冷风一吹,吕松涛清醒了几分。“吕家的生意我从来不过问,你们之间具体有什么纠葛我不清楚,也不想弄明白。”
男子越说越气愤,“南山集团十几年兢兢业业为你们吕家提供原材料,没有功劳也有苦劳吧,我都给他下跪了,他是连一分情面也不给啊。”
吕松涛抬起头看着男子,“那你应该去找吕汉卿。”
男子咯咯冷笑,“苍天有眼啊,报应啊,你放心,我已经安排人在里面好好招呼他。但是不亲自动手,难解我心头之恨啦。”
说着,男子抬腿就是一脚揣在吕松涛肚子上。
吕松涛本被踹得一屁股坐在地上,捂着肚子,表情很痛苦,但双眼狠狠地瞪着男子。
男子微微弯腰,居高临下地看着吕松涛,“你还敢瞪我?”
说着,男子拿雪茄的手随意招了招,“弄残了我替你们赔钱,要是坐牢的话,判一年给二十万,两年五十万,三年一百万。但是别打死了,小心有钱拿没命花。”
三个壮汉双眼冒光,心潮澎湃,他们从没有如此强烈想坐牢的愿望。
吕松涛起身就跑,但一介文弱书生,又喝醉了酒,慌忙中才跑出去几米就自己摔倒在地上。
其中一个壮汉几步追上,提起吕松涛的后领,像提小鸡一样将他提起来,抬手就是一拳打在他的肚子上,疼得吕松涛啊的一声叫了出来。
另外两人生怕失去坐牢的机会,几乎同时赶到,一人抓住吕松涛一只手就准备拧断。
“等等。”一道声音从黑暗中传来。
“谁?”三人同时看向巷道口,一个黑影在昏暗的灯光下缓步而来。
黑暗之中突然传出声音,三人本有些忌惮,但当看见是一个满脸病容头发花白的男人,又放松了下来。
“少管闲事,要不然连你一起揍。”
陆山民叹了口气,“吕家虽然倒塌了,但好歹也是曾经天京第一豪门,你知道这意味着什么吗?”
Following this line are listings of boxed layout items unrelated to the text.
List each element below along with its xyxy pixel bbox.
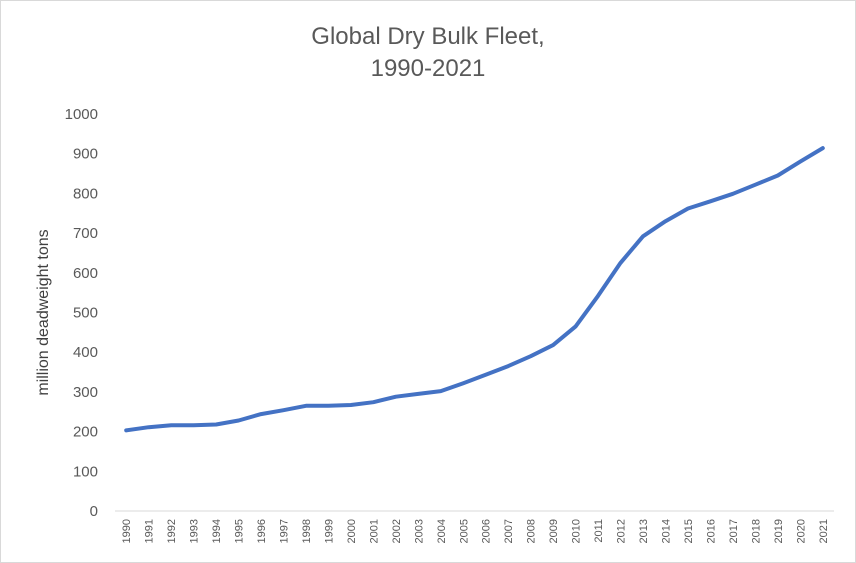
x-tick-label: 2010 xyxy=(571,519,583,543)
y-tick-label: 600 xyxy=(73,265,98,282)
x-tick-label: 2003 xyxy=(413,519,425,543)
x-tick-label: 2015 xyxy=(683,519,695,543)
y-tick-label: 100 xyxy=(73,463,98,480)
chart-title-line2: 1990-2021 xyxy=(370,55,486,82)
y-tick-label: 800 xyxy=(73,185,98,202)
x-tick-label: 2012 xyxy=(616,519,628,543)
y-axis-ticks: 0 100 200 300 400 500 600 700 800 900 1000 xyxy=(65,106,98,520)
y-tick-label: 700 xyxy=(73,225,98,242)
x-tick-label: 1993 xyxy=(189,519,201,543)
x-tick-label: 2005 xyxy=(458,519,470,543)
x-tick-label: 2002 xyxy=(391,519,403,543)
chart-title: Global Dry Bulk Fleet, 1990-2021 xyxy=(1,21,855,85)
x-tick-label: 2007 xyxy=(503,519,515,543)
y-tick-label: 900 xyxy=(73,146,98,163)
x-tick-label: 2019 xyxy=(773,519,785,543)
chart-title-line1: Global Dry Bulk Fleet, xyxy=(311,23,545,50)
x-tick-label: 1991 xyxy=(144,519,156,543)
series-line xyxy=(124,146,825,433)
x-tick-label: 2006 xyxy=(481,519,493,543)
x-tick-label: 2021 xyxy=(818,519,830,543)
y-axis-label: million deadweight tons xyxy=(35,229,52,395)
y-tick-label: 300 xyxy=(73,384,98,401)
x-tick-label: 2016 xyxy=(705,519,717,543)
x-tick-label: 2008 xyxy=(526,519,538,543)
y-tick-label: 500 xyxy=(73,305,98,322)
x-tick-label: 1994 xyxy=(211,519,223,543)
y-tick-label: 200 xyxy=(73,424,98,441)
x-tick-label: 2014 xyxy=(660,519,672,543)
x-tick-label: 1996 xyxy=(256,519,268,543)
y-tick-label: 1000 xyxy=(65,106,98,123)
x-axis-ticks: 1990 1991 1992 1993 1994 1995 1996 1997 1998 1999… xyxy=(121,519,830,543)
x-tick-label: 2020 xyxy=(795,519,807,543)
x-tick-label: 2009 xyxy=(548,519,560,543)
y-tick-label: 400 xyxy=(73,344,98,361)
x-tick-label: 2013 xyxy=(638,519,650,543)
x-tick-label: 1998 xyxy=(301,519,313,543)
x-tick-label: 1997 xyxy=(279,519,291,543)
x-tick-label: 2000 xyxy=(346,519,358,543)
y-tick-label: 0 xyxy=(90,503,98,520)
x-tick-label: 1992 xyxy=(166,519,178,543)
x-tick-label: 2004 xyxy=(436,519,448,543)
x-tick-label: 2018 xyxy=(750,519,762,543)
x-tick-label: 1995 xyxy=(234,519,246,543)
x-tick-label: 2011 xyxy=(593,519,605,543)
x-tick-label: 2017 xyxy=(728,519,740,543)
x-tick-label: 2001 xyxy=(368,519,380,543)
x-tick-label: 1990 xyxy=(121,519,133,543)
x-tick-label: 1999 xyxy=(323,519,335,543)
穿普拉达西装的男人冷笑道,“落地凤凰不如鸡,现在的吕家人人避之不及,我不管你跟吕家有什么交情,劝你最好不要逆势而行,免得被殃及池鱼。”
陆山民边走边摇头,“看来你还是不明白,几代人的积累,哪怕崩成碎片,也不是你这样的人能够欺负的。”
普拉达男人冷哼一声,“既然阁下不听劝,就别怪我不客气了。”
陆山民淡淡道:“同样的话送给你,既然阁下不听话,我就只有不客气了。”
话说完,陆山民也刚好走到吕松涛和三人身前。
一拳打来,陆山民随意抬手抓住拳头,手腕轻轻一抖,骨头如炒豆般啪啪作响,寸寸碎裂,出拳之人只来得及惨叫一声就晕死过去,倒在地上。
另外两人吓得脸色大变,扔下吕松涛就跑,普拉达男人愣了一下才反应过来,转身就跑。
吕松涛身体一软,整个人瘫软下去,陆山民一把扶住,问道:“没事吧。”
吕松涛苦笑一下,扶着墙壁站稳身体,“还好你来得及时。”
陆山民对他笑了笑,说了句“稍等”,一步踏出,消失在黑夜之中。
仅仅过去几秒钟,巷道里传来两声惨叫之声。
吕松涛上气不接下气追上来的时候,陆山民已经将普拉达男子踩在了脚底。他正准备说话,感觉脚下被什么东西绊了一下差点摔倒。
低头一看,肚子里翻江倒海,又是一阵狂吐。
地上,两条血淋淋的手臂横躺在他的脚下。
角落里,两个断了手臂的壮汉痛苦地哀嚎。
陆山民脚下的普拉达男子早已吓得全身发软,哪怕此时陆山民放开他,也未必能爬起来。
“你知道我是谁吗?天京陈家,我是陈家的嫡长子,你要是敢动我,我爸不会放过你。”